I’ve been in education a quarter of a century now, so I’ve had my share of sleepless nights. Many of them came during my early years, when anxiety about teaching the next day was paralyzing. Some came later, when a particular class or test did not go so well or a student was not achieving on a level that I felt she or he could. As a coach, the night before a game has always meant rehearsing scenarios and strategies, falling to sleep amidst a sea of X’s and O’s. Most recently, in my role as dean of students, occasionally I find myself worrying into the early hours about a particular student or family.

This fall, however, my occasional insomnia has taken a new form. Excitement about the next day’s adventure in Play, Passion, and Purpose, a brand new elective that I am teaching with four of my colleagues from four different departments—Will Ley (performing arts), Catherine Pearson (history and service learning), Yka deCastillo (Spanish), and Matt Eddy (science)—has got me bouncing off the walls well into the night. Not that we teachers at GDS aren’t all excited about every course (and every class) we teach, but what’s happening now feels different.

You see, I know how to teach history and psychology; I can lead a discussion about ethics or lecture on neurotransmitters; I can assign a five-paragraph essay; I can write tests and quizzes and even grade them. But teaching an experiential, hands-on course in design thinking—a course that puts students in the lead, where they are producers rather than consumers—well it’s not just refreshing, it feels revolutionary. And it’s giving me a whole new perspective on education, on how kids learn, and on how much fun teaching and learning can be when students take the lead.

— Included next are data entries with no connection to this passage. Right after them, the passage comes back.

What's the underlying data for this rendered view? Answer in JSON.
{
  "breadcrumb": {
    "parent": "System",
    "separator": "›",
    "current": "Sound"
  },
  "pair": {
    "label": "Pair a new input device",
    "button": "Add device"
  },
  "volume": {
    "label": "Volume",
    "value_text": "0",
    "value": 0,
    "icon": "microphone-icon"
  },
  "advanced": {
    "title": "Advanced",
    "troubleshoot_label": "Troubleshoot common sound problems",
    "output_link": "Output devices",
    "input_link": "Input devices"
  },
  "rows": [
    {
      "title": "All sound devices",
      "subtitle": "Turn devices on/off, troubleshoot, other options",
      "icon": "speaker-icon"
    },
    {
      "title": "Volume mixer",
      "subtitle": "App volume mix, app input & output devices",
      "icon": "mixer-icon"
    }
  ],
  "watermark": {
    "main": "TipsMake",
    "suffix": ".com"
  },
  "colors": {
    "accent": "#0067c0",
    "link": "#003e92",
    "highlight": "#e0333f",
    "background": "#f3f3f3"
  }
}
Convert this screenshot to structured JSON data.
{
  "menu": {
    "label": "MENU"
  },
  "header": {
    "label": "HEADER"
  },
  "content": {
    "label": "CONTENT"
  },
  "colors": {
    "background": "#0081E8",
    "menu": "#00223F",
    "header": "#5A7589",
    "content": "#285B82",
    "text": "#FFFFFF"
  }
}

The kids have done all kinds of cool things already. They’ve built towers out of uncooked spaghetti; pried apart wooden pallets and built furniture, a hammock, a sled that also functions as a bench, and even a go-cart; they’ve designed and prototyped wallets for their partners; most recently they have gone on “GDS Safari,” exploring the High School environs, seeking opportunities to improve the student experience.

Throughout the various projects they are using a problem-solving model borrowed from Stanford’s d.school that emphasizes empathy and prototyping throughout the design process. The model, with its “bias toward action,” has our students working with their hands, thinking and expressing themselves in images (in addition to words), and, perhaps most importantly—especially in our high-pressured world that seems to demand perpetual perfection—learning the benefits of failure. Instead of holding on to a particular product or plan until it is absolutely flawless, they are learning to get it into the hands (and heads) of a user as early as possible, so that it is the users’ experience that helps point the way forward.

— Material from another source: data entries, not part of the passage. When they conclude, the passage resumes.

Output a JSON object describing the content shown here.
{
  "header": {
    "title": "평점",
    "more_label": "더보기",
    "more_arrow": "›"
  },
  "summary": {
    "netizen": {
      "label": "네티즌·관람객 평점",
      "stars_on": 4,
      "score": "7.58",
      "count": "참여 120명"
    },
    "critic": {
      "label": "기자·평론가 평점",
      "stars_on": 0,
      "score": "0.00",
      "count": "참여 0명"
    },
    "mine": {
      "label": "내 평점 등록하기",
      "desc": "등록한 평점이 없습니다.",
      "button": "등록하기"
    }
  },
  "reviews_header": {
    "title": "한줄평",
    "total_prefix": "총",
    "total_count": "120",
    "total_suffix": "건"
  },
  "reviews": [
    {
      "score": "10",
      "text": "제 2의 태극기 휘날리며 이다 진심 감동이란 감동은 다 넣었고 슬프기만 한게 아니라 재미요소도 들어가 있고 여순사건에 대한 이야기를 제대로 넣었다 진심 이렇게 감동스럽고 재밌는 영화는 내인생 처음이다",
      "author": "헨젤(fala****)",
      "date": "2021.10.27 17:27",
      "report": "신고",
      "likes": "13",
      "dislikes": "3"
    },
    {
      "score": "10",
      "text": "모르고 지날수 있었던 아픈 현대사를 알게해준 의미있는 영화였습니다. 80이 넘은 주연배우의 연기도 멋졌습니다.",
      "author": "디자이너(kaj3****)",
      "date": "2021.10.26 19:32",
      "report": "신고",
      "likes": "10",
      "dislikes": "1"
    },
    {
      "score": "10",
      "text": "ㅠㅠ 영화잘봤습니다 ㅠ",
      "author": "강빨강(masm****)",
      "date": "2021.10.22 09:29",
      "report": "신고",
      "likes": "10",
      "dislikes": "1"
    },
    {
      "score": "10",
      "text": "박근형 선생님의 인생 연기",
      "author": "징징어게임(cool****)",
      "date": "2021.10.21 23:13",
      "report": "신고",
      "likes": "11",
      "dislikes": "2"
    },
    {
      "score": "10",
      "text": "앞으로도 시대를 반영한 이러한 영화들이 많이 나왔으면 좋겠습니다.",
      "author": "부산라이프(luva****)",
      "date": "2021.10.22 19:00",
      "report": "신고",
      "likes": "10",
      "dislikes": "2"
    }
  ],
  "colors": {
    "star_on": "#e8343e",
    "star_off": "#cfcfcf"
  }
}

Honestly, I can’t think of a better way to teach empathy, to encourage creativity and innovation, or to broaden our students’ academic experience. It’s so exciting, in fact, that it’s keeping me up at night…


Students Also Aren’t Sleeping!

“I’m learning a lot about the importance of collaboration through hands-on projects. Instead of spending time talking about what we should do, we have been encouraged to start working—to do—and it has been very beneficial.”

“‘Yes and’ not ‘yeah but’—Don’t find a problem and complain about it – design a solution and fix it!”

“This class allows me to explore alternative solutions that I probably wouldn’t have otherwise.”